United States Oil Fund LP (ETF) was, like the price of the liquid it tracks, down on Monday morning. The fall came on the back of several data releases, the most weighty of which was OPEC’s July output numbers. The group pumped more oil in July than in any month in its recent history.
Saudi Arabia is showing no taste for cutting supply in order to keep the price of oil up, and the result is falling prices across the market. The brewing economic slow down in China has added to demand worries and the two factors are conspiring to take money from those holding shares in the United States Oil Fund LP (ETF) .
Opec drives Oil prices lower
A Reuters survey, the results of which were released on Monday, showed that OPEC oil pumping in July stayed high despite the coming boost in supply from Iran. Iran plans to put 500,000 more barrels per day on the market as soon as sanctions against it are lifted.
The country’s oil minister Bijan Zanganeh says that it will boost the flow of oil to more than a million barrels within months of sanctions being lifted. US Crude is now trading at less than $50 per barrel, and the United States Oil Fund LP (ETF) is taking the hit.
The ETF was down by more than 1 percent for Monday trading at time of writing. In the last month the fund has lost more than 18 percent of its value, and it’s down more than 24 percent since the start of the year.
Betting on the United States Oil Fund LP (ETF)
Despite the rough market that appears to be ahead for oil, there are many traders still putting money behind the United States Oil Fund LP (ETF) . Volume on a normal day is well above 20 million shares, and for every seller there is a buyer.
Barclays oil researcher Miswin Mahesh told CNBC why he thinks that might be a good idea. Mr. Mahesh says that though there’s likely to be pressure on the price of oil in the short term, prices should return to $60 per share or more by the middle of 2016.
He says that WTI should reach $63 by the end of the second quarter of next year. On this morning’s market a barrel of West Texas oil was selling for $46.
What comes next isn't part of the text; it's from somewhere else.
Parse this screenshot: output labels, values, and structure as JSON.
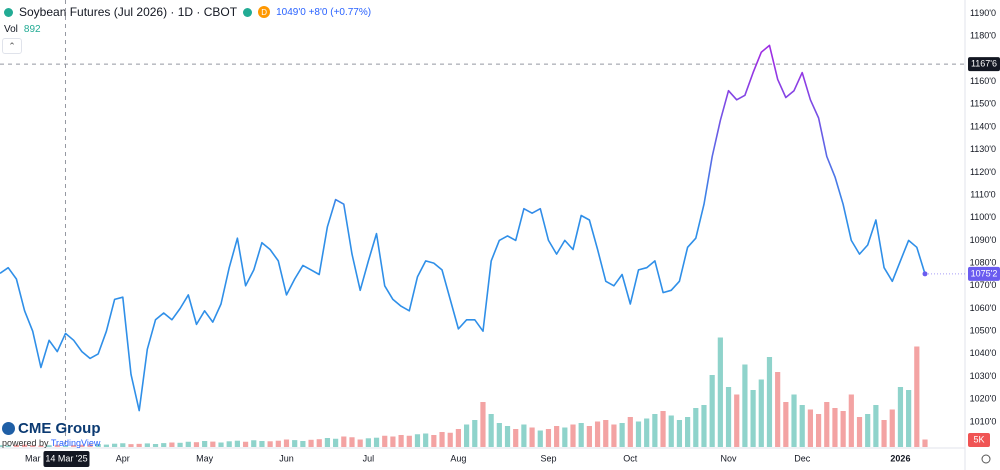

At the end of June a drop in pumping outlook in Iraq and Brazil was supposed to bring gains to the market, but that promise was spoiled by the return of Iran to the global oil table.
Natixis analyst Abhishek Deshpande said in a June report that “Excess crude oil in the market will continue to rise all the way into early 2017.”
Seth Kleinman from Citi agrees. He says that “project cancellations and deferral and cut backs are setting the world up for tighter oil markets in the medium term (2017-19) unless the record Middle East oil rig count successfully translates into significantly higher production.”
Those betting on the United States Oil Fund LP (ETF) will need to hold on and wait for that tighter market in order to realize gains, at least in the minds of analysts.
The kind of surprise supply boosts that drove prices lower over the last year could appear again, however, making a bet on the ETF less than a sure thing.